Билли отличался от всех наркоманов своей доверительной манерой – тихий, адекватный, казалось, на него можно положиться в устранении всех проблем, включая его странных приятелей. У него был свой способ избавиться от чужаков. Спроси у них Билли как-то по-особенному «вам помочь?», и люди тут же сваливали. Идеальный страж, без преувеличения.
Какое-то время и Джерард жил на «Фабрике», но недолго. Территорию захватил Билли со своей компанией. Социализирующей силой «Фабрики» с 1964-го по 1967-й был амфетамин, а Джерард не принимал его. Тут он отличился – скорее уж принимал плацидил, если вообще хоть что-нибудь, – крохотную дозу, немного кислоты, чуть марихуаны, а обычно и вовсе ничего.
Амфетамин не придавал спокойствия, зато делал веселее заботы.
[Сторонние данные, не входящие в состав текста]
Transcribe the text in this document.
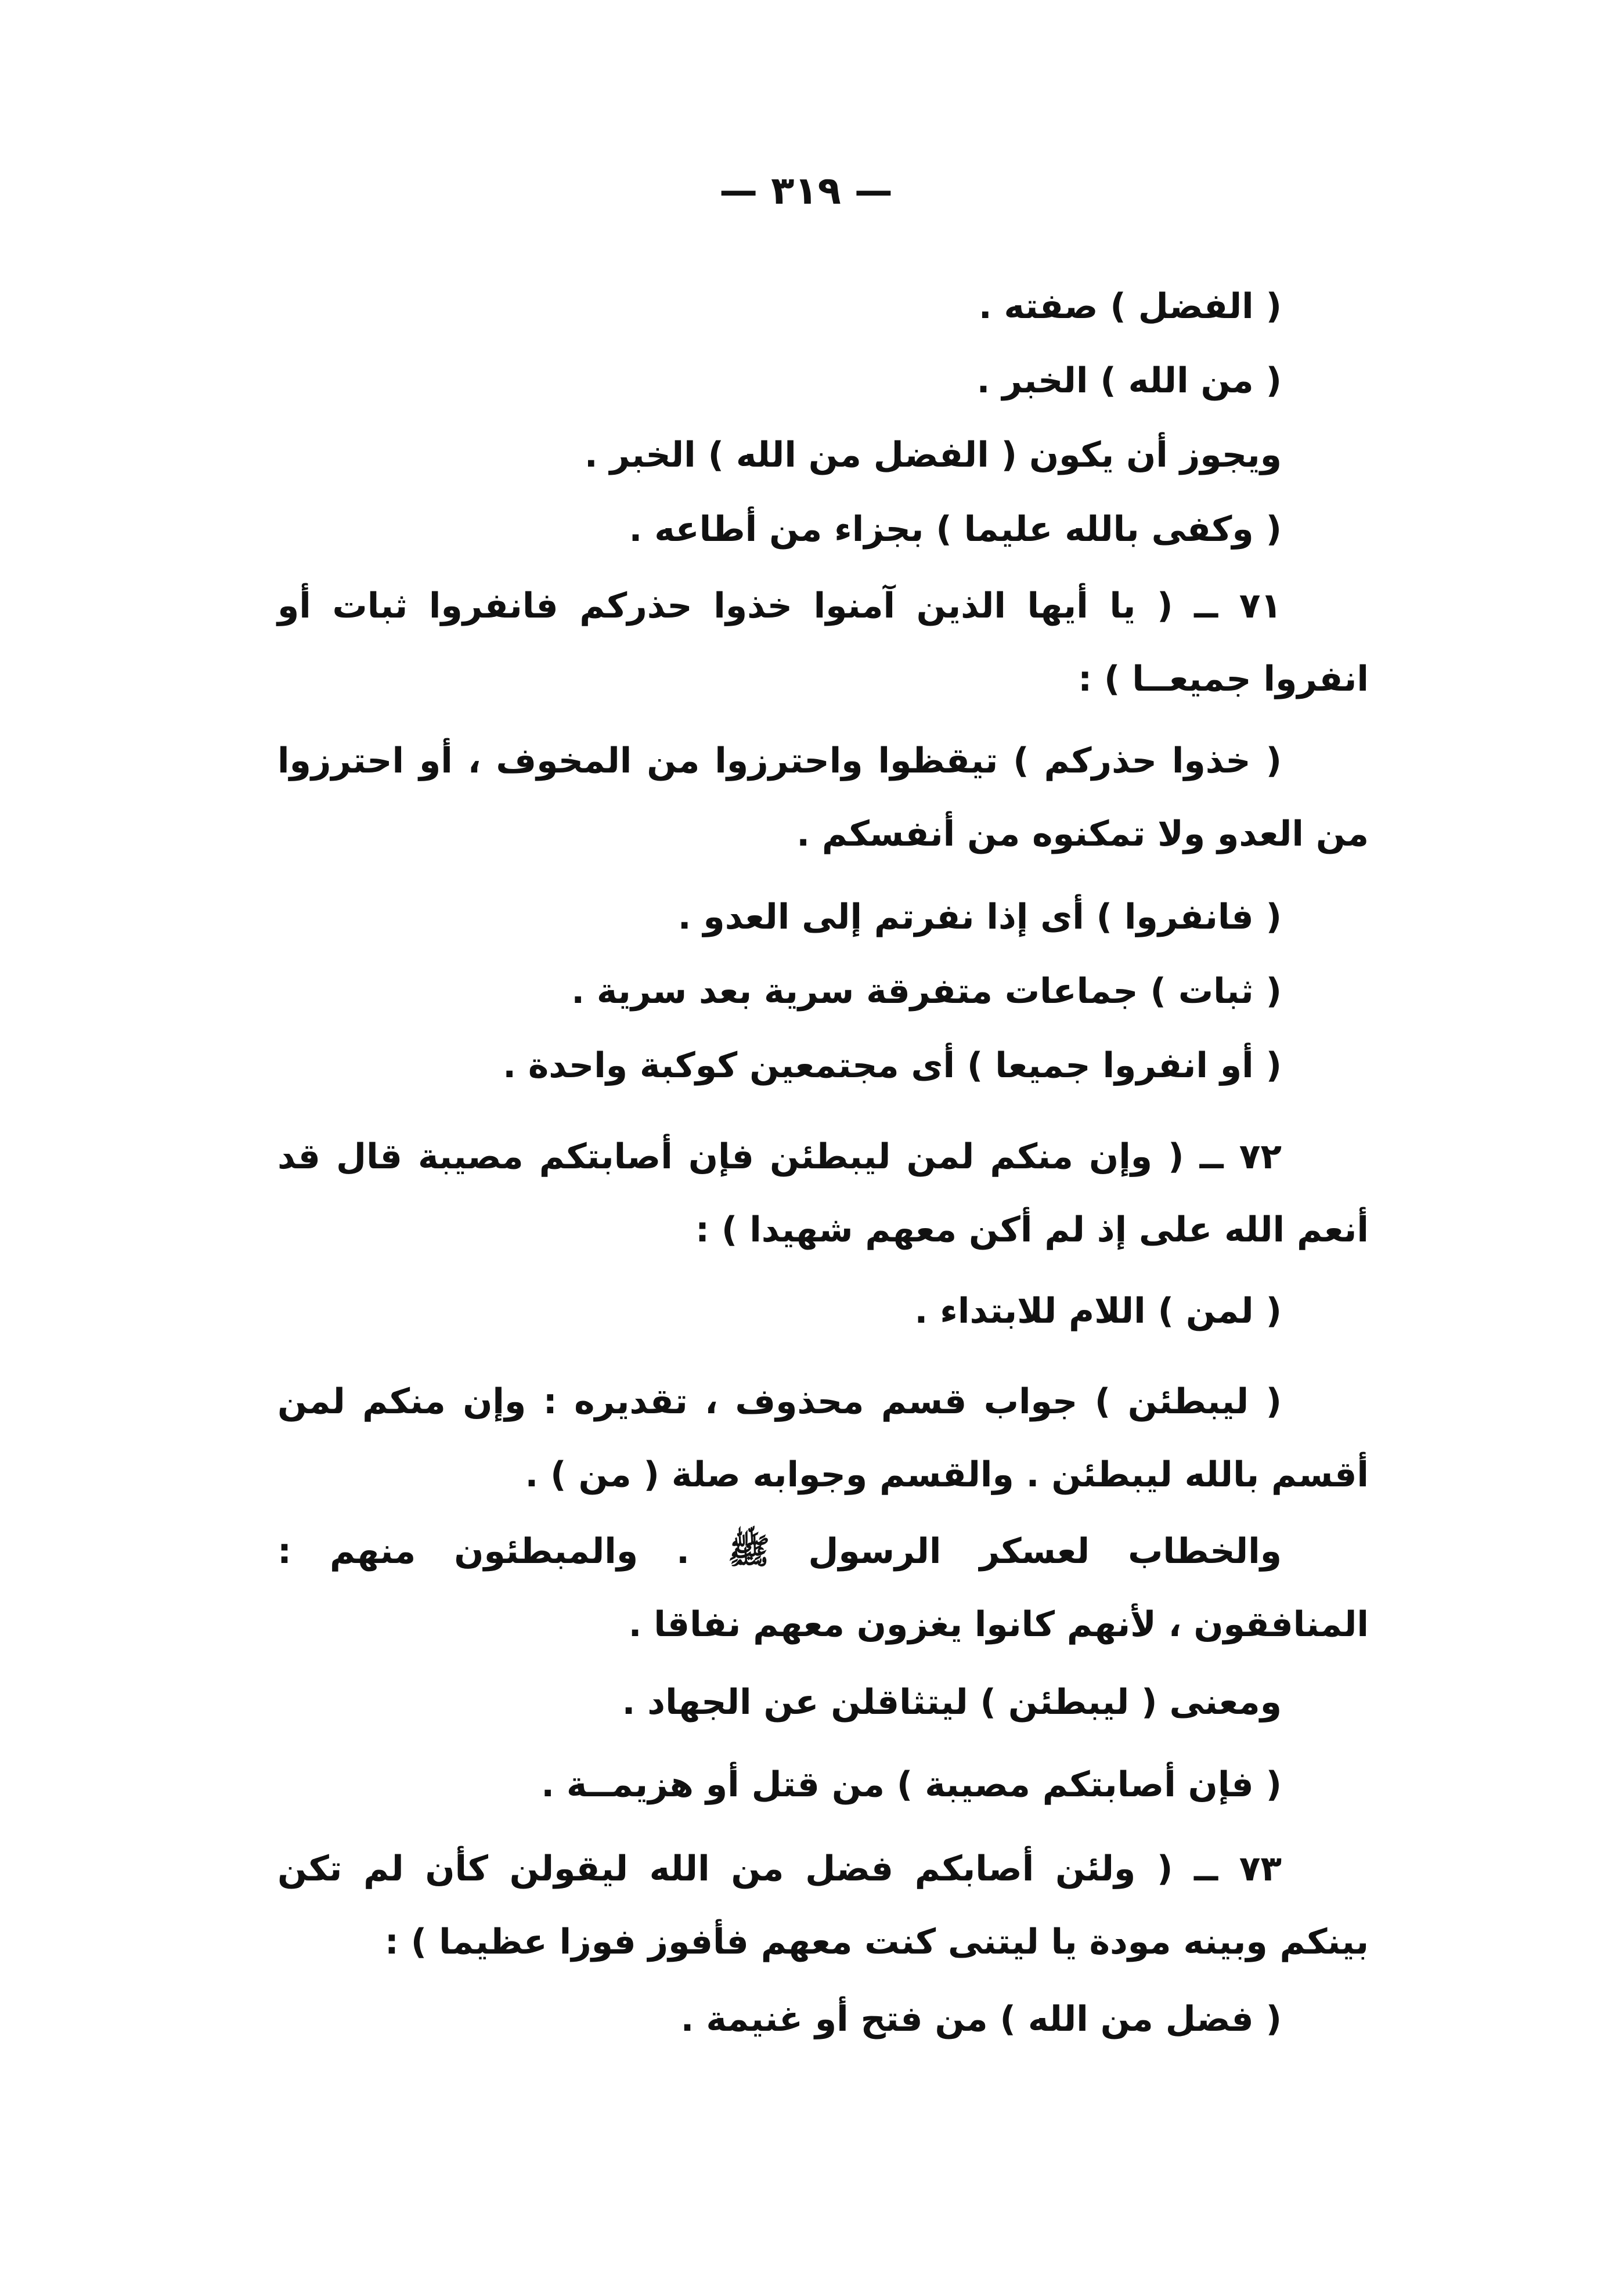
— ٣١٩ —

( الفضل ) صفته .

( من الله ) الخبر .

ويجوز أن يكون ( الفضل من الله ) الخبر .

( وكفى بالله عليما ) بجزاء من أطاعه .

٧١ ــ ( يا أيها الذين آمنوا خذوا حذركم فانفروا ثبات أو انفروا جميعــا ) :

( خذوا حذركم ) تيقظوا واحترزوا من المخوف ، أو احترزوا من العدو ولا تمكنوه من أنفسكم .

( فانفروا ) أى إذا نفرتم إلى العدو .

( ثبات ) جماعات متفرقة سرية بعد سرية .

( أو انفروا جميعا ) أى مجتمعين كوكبة واحدة .

٧٢ ــ ( وإن منكم لمن ليبطئن فإن أصابتكم مصيبة قال قد أنعم الله على إذ لم أكن معهم شهيدا ) :

( لمن ) اللام للابتداء .

( ليبطئن ) جواب قسم محذوف ، تقديره : وإن منكم لمن أقسم بالله ليبطئن . والقسم وجوابه صلة ( من ) .

والخطاب لعسكر الرسول ﷺ . والمبطئون منهم : المنافقون ، لأنهم كانوا يغزون معهم نفاقا .

ومعنى ( ليبطئن ) ليتثاقلن عن الجهاد .

( فإن أصابتكم مصيبة ) من قتل أو هزيمــة .

٧٣ ــ ( ولئن أصابكم فضل من الله ليقولن كأن لم تكن بينكم وبينه مودة يا ليتنى كنت معهم فأفوز فوزا عظيما ) :

( فضل من الله ) من فتح أو غنيمة .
Билли говорил, что амфетамин изобрел Гитлер, чтобы нацисты оставались бодрыми и довольными в своих окопах, а Серебряный Джордж кайфовал от рисования замысловатых геометрических узоров маркерами – другая классическая для «спидов» мания – и утверждал, что это придумали японцы, чтобы экспортировать как можно больше фломастеров. По крайней мере, они оба соглашались, что союзники тут точно ни при чем.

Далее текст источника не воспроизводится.